3. The editorial board of USA Today
on its first ever presidential endorsement
Elect Joe Biden. Reject Donald Trump.
“Biden is well positioned to repair the wreckage Trump has made of the federal government, from the foreign service to the science agencies Trump has tried to politicize. As vice president in the Obama administration, Biden played a central role in the last economic recovery and is equipped to handle another one... This extraordinary moment in the history of our nation requires an extraordinary response. With his plans, his personnel picks, his experience and his humanity, Joe Biden can help lead the United States out of this morass and into the future. Your vote can help make that happen.”
4. Ann Olivarius on HuffPost
on failures to prosecute rape
Sexting Has Nothing To Do With Consent
“Receiving an intimate picture doesn’t magically render someone incapable of rape, just like sending it doesn’t render someone unrapable. Not too long ago (until 2003) we similarly struggled with legally understanding that when a woman said ‘I do’ it didn’t mean she said ‘I always will’. It used to be legal for men to rape their wives, too. As someone who’s fought non-consensual image sharing right from the start, I couldn’t be happier to see that the new CPS guidelines state that sending an intimate picture isn’t a blanket consent to sex or anything else. The law does not see it necessary to make that explicit in other contexts. If I wire you five pounds I don’t give you permission to empty my bank account. If I invite you in for a cup of tea, I don’t invite you to raid my pantry or burn my house down. It’s time we applied the same simple principle of consent to sex.”

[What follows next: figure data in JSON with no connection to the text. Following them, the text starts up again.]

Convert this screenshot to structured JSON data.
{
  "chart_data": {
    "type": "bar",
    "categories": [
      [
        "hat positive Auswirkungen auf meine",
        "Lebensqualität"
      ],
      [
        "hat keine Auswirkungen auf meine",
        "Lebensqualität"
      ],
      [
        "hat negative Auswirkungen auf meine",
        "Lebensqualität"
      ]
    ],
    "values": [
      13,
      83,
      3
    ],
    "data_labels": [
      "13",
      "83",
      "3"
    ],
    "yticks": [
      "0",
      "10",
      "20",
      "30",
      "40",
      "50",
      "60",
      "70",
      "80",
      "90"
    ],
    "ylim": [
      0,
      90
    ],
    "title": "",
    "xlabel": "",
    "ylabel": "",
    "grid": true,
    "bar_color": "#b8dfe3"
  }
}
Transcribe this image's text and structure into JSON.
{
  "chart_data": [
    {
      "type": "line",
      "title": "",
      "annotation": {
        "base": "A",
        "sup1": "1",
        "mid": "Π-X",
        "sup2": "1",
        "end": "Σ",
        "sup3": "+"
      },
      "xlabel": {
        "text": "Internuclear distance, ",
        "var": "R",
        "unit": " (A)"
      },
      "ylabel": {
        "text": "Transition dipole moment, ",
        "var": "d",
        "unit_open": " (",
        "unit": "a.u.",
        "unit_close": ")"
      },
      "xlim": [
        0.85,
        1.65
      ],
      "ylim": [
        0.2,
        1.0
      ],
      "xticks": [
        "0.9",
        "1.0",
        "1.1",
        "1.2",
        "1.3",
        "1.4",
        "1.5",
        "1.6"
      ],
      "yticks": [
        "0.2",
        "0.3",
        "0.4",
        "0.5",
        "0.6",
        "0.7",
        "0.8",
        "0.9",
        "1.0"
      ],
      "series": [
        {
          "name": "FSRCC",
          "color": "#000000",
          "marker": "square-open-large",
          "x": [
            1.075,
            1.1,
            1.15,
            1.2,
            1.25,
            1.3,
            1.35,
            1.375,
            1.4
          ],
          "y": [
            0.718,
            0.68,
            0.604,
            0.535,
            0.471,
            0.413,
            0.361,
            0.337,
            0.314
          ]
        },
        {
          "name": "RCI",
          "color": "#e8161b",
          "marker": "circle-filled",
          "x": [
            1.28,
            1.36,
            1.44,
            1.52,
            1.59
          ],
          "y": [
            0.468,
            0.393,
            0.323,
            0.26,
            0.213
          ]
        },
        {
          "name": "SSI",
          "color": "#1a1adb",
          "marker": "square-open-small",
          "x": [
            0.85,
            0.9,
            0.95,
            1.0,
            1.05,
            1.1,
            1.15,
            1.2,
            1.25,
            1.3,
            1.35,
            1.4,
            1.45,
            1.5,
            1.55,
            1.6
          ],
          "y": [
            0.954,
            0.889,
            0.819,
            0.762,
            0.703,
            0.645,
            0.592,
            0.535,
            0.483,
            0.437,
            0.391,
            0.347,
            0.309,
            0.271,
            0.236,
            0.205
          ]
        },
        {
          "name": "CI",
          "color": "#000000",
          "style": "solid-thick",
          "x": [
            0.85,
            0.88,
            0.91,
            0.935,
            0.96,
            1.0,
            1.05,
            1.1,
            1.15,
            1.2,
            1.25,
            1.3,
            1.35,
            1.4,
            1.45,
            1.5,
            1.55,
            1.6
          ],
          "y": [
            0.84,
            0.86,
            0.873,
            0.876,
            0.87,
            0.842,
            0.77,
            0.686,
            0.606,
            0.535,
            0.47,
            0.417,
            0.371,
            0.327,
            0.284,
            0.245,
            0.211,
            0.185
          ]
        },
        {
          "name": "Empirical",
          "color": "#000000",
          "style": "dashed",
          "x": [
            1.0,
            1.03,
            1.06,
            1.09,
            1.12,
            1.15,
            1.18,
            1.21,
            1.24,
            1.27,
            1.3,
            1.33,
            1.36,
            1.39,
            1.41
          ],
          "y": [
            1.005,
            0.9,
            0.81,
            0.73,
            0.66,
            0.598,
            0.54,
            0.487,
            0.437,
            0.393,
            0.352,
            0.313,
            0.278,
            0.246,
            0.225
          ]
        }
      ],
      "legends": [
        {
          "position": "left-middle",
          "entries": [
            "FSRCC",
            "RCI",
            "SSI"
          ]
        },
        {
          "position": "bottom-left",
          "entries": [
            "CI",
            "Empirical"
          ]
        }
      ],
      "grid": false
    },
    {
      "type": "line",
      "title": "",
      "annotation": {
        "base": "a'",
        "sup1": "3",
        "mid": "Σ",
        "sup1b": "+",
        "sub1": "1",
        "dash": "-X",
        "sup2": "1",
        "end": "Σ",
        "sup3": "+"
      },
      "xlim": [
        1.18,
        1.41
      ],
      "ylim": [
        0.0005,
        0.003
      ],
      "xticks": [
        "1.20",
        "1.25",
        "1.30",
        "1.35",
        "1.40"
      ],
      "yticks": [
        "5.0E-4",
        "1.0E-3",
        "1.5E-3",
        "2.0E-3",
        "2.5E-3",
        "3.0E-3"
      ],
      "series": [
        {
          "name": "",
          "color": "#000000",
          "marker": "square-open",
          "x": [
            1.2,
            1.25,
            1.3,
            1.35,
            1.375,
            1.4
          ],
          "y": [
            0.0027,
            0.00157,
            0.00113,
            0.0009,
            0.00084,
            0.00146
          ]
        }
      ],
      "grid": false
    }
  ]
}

5. Robin Abcarian in the Los Angeles Times
on unlearned lessons
Jeffrey Toobin’s alleged indecent Zoom exposure shows some men have learned nothing from #MeToo
“Some people will always be willing to minimize bad male behavior: ‘Not sure someone getting caught doing something almost everyone does should be a national story,’ wrote a male reporter for Vox, in a tweet that has since been removed. (But seriously, does ‘almost everyone’ masturbate on Zoom calls?) Another male writer tweeted that the reaction to Toobin’s situation should be ‘empathy, politeness & forgiveness… rather than punitive mockery.’ Oh come on now. Maybe we’d feel that way if the offender was an adolescent boy. But a 60-year-old man? So what will become of Jeffrey Toobin? My guess is he will take himself off to some sort of treatment for compulsive behavior, resurface after the election and live to Zoom another day.”